The mechanism of plate impedance is not hard to understand intuitively, since as the tube tries to turn on harder, the plate voltage will drop, and thus the tube is NOT able to turn on quite so hard. It is a sort of degenerative feedback, this plate impedance, and it is what makes the triode alone as such a low distortion device. This mechanism does NOT happen in SS devices that I am aware of.

Now, in the cascode connection, as I've said, the input and output circuits are isolated from one another. The bottom tube is operating with a fixed voltage across it, since its plate is attached directly to the upper tube's cathode, and the upper tube's grid is fixed. The upper tube will keep a relatively stable voltage from grid to cathode, and that keeps the cathode's potential very stable. So the plate voltage of the lower tube will be essentially unchanging.

When operated in this way, the lower tube is merely changing the CURRENT that it is passing. Since the plate voltage is fixed, the measure of mu never enters the equation. The lower tube is only concerned with transconductance, since a varying voltage on its grid will produce a changing plate current flow. This plate current is fed directly into the cathode of the upper tube.

Now, the upper tube does not really care what kind of mu it has either, since we're not feeding it a varying voltage as a signal--instead we are feeding it a varying current. The grid/cathode voltage is not changing. The varying amount of electrons fed into its CATHODE have to go somewhere. When a greater number flow into the cathode, you can think of it almost as if the cathode is made more negative... there is now a surplus of electrons. Saying that the cathode is made more negative with a surplus of electrons is functionally the same thing as saying the grid has been made more POSITIVE. And as you know, a positive grid leads to an increase in plate current.

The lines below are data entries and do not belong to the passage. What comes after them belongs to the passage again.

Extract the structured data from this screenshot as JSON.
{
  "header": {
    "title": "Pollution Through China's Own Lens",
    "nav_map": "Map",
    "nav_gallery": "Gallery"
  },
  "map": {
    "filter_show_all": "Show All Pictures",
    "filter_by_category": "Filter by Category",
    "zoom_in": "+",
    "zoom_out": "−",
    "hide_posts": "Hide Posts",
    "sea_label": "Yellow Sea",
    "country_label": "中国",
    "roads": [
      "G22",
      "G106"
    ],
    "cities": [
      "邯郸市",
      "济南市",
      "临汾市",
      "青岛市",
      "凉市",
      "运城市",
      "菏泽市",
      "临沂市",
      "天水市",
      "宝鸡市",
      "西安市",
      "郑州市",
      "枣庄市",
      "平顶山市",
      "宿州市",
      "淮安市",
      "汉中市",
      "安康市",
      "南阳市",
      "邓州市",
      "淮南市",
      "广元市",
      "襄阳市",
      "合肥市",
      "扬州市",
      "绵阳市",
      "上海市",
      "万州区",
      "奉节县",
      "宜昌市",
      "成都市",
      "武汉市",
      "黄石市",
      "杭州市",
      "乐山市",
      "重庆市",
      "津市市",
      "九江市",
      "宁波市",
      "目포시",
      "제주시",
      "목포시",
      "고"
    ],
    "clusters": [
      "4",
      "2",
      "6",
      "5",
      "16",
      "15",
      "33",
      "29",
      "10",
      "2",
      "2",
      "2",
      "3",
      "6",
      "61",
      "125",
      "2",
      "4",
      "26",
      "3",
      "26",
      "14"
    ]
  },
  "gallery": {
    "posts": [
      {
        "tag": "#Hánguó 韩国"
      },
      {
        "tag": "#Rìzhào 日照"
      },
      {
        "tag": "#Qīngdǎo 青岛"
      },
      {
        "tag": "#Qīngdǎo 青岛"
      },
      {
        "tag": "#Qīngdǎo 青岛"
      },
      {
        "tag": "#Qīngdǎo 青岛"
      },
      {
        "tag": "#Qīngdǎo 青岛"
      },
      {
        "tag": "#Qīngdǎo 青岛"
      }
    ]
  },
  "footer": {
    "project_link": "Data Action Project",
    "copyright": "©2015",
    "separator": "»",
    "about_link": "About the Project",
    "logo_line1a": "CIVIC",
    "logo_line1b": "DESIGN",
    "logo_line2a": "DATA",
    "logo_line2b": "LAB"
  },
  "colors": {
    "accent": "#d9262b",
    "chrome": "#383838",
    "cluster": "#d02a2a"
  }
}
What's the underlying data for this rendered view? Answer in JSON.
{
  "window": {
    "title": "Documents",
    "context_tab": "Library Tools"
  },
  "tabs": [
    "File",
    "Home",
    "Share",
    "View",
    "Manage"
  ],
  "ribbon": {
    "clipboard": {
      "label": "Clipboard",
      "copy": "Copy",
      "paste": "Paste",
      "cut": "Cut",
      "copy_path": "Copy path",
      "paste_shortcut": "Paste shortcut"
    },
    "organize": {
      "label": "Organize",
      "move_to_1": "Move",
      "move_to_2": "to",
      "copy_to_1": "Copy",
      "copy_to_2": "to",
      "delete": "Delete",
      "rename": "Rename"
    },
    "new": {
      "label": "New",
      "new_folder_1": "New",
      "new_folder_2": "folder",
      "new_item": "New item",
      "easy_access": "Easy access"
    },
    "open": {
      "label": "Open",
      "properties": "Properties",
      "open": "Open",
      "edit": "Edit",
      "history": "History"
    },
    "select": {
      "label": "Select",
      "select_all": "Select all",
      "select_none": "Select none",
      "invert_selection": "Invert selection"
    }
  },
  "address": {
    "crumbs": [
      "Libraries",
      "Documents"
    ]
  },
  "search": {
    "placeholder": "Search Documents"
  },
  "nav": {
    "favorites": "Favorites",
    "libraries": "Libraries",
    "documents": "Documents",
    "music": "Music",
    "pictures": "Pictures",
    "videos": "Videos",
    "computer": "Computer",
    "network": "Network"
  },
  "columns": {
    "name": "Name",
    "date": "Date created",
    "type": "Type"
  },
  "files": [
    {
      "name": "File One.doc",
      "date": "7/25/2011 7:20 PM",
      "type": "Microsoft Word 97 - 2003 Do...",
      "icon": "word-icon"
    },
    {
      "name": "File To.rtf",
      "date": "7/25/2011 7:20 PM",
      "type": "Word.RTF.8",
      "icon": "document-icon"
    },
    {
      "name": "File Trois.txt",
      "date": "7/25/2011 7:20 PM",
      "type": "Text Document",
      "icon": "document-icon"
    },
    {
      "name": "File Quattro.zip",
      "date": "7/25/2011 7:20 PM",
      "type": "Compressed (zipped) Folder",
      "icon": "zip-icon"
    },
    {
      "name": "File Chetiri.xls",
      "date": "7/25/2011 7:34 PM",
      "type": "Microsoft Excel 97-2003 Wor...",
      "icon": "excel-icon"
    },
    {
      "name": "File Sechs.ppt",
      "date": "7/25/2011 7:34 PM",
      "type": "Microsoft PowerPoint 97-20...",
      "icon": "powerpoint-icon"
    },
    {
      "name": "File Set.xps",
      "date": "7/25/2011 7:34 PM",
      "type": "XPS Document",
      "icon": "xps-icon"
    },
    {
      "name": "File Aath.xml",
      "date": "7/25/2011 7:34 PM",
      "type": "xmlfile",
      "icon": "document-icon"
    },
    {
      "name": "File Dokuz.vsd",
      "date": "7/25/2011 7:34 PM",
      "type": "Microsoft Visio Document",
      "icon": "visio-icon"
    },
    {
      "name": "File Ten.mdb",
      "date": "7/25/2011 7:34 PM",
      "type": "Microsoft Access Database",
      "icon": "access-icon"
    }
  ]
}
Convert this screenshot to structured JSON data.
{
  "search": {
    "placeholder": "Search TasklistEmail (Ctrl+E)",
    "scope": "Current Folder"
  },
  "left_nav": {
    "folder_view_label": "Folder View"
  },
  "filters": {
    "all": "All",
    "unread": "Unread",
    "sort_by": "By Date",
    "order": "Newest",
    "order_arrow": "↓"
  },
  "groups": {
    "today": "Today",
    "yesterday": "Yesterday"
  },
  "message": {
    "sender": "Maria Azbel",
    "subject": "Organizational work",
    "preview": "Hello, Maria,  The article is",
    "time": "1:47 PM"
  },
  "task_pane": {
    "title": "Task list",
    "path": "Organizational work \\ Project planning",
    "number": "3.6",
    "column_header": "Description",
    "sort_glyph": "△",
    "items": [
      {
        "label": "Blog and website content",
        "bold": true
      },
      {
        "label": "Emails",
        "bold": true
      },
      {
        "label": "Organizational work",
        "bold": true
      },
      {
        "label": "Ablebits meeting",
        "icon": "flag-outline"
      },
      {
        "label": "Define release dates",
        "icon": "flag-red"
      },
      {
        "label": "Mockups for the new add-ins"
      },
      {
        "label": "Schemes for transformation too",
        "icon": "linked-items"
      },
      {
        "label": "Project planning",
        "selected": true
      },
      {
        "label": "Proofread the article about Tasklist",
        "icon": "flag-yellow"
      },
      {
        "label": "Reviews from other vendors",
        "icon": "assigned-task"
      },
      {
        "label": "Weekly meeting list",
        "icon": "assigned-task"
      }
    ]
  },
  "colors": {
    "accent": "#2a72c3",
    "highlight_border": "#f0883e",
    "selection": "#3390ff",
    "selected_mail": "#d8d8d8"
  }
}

On the other half of the cycle, as the lower tube shuts off, there will be a deficit of electrons flowing into the top tube's cathode. Therefore it will have fewer electrons, and the effect is similar to the cathode being made more positive, which is, of course, like the grid being made NEGATIVE, which shuts off the current flow through the tube.

Assuming the cascode is biased correctly, there is very little grid current flow in the upper tube. Therefore all of the plate current of the bottom tube is passed through and ends up going through the upper tube and on to the load impedance.

Now, if the upper tube's plate voltage is allowed to droop too much during turn on, you will have a form of distortion, since the electrons that have collected on its cathode will not be drawn with such force towards the plate. But it will not be very drastic--as you can imagine you cannot have a continual build up of electrons without some kind of current flow occurring, since the effective grid bias on that top tube will continue to change (as I just described above).

Remember though that the ACTUAL voltage, on the upper tube, from its grid to its cathode, will not change much at all. I only mentioned the "effects" (i.e. the electron flow) to give a better understanding of what's going on. By now, you should be able to see why they call the cascode a current mode of operation. Only the lower tube's Vgk (as the input signal voltage), and the voltage on the upper plate (as the output voltage) really change during operation.

Some folks think of the two stage cascode circuit as if it were a single pentode. To a degree, the two connections are remarkably similar, especially if you look at the plate curves. Of course, they are subtly different. One difference that comes to mind immediately is that the upper grid of a cascode does not normally draw current, whereas the screen of a pentode does. Also, the plate of the cascode cannot really venture further negative than the upper grid, whereas the plate of a pentode can drop lower in potential than the screen. The two circuits definitely SOUND different from one another, as is expected.

I hope this helps someone. It's not the clearest explanation, but it's at least something!